[vaz]/[ves]

Mike Salovesh t20mxs1 at CORN.CSO.NIU.EDU
Tue Apr 27 19:54:09 UTC 1999


"A. Maberry" wrote:
>
> They're all [vesez] to me--there's cheap ones and there's expensive ones.

[vaz] and [vez] are two different words, not pronunciation variants.
Convincing proof of that contention is available in the recorded speech
and movie soundtracks  of a gentleman (?) whose numerous pseudonyms
would repay an intensive study all their own: W.C. Fields.

In Fields's form of pseudosnob English, the word "vase" -- or [vaz], if
you will -- rhymes with the first syllable of "raspberry".

The contortions needed to pronounce anything spelled "rasp" into an
utterance that rhymes with [vaz] are as insane as playing billiards with
a crooked cue. That makes it no surprise that W.C. Fields accomplished
the feat -- he played a pretty mean game of billiards with a cue that
had more switchbacks than any old county highway in the middle of the
Rockies.

I guarantee the accuracy of my report on how the words are pronounced.
If you believe my etymology, however,  I'd like to sell you this bridge
to Brookline, Mass, "which I also keep handy . . . "

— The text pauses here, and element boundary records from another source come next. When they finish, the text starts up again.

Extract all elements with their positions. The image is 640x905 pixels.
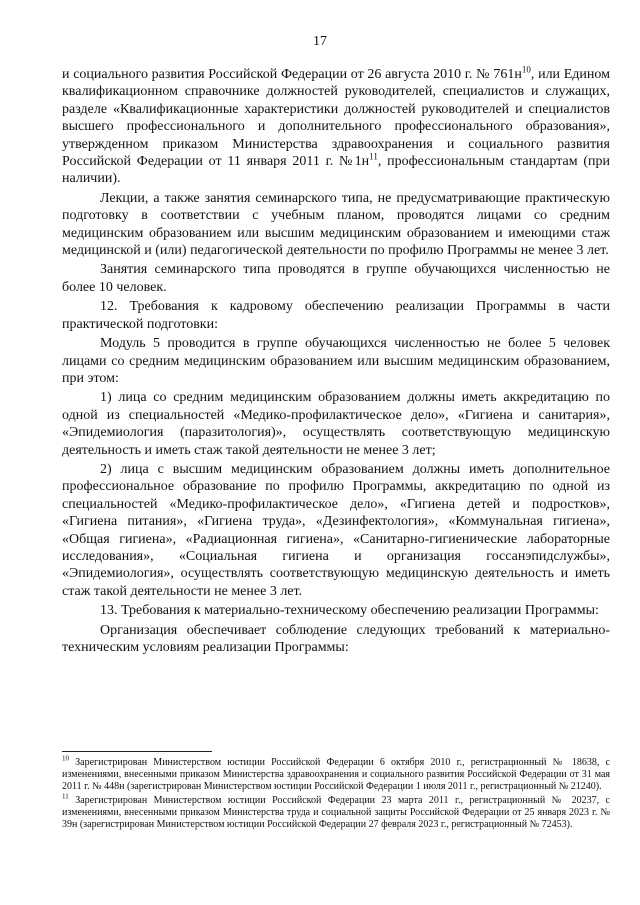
footnote-10: [62, 754, 610, 794]
footnote-mark: 11: [62, 792, 69, 801]
paragraph-module-5: Модуль 5 проводится в группе обучающихся численностью не более 5 человек лицами со средним медицинским образованием или высшим медицинским образованием, при этом:: [62, 336, 610, 386]
document-body: [62, 66, 610, 658]
paragraph-text: , профессиональным стандартам (при наличии).: [62, 154, 610, 187]
footnote-ref-10[interactable]: 10: [521, 64, 531, 75]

Note:  It is an error to think that the bridge allegedly sold in con
games had anything to do with any part of New York City.  The whole
point of the scam  was that the Brookline Bridge sold to the victims was
entirely fictional.  The victims, credulous to the end, concluded that
since they had paid for a bridge, it had to exist.  The Brooklyn Bridge
was the only real bridge they could find whose name sounded like the one
they had been told was theirs.  Once they happened on that very concrete
reality, they were convinced that it had to be theirs.

Well, they were wrong.

--  mike salovesh             <salovesh at niu.edu>        PEACE !!!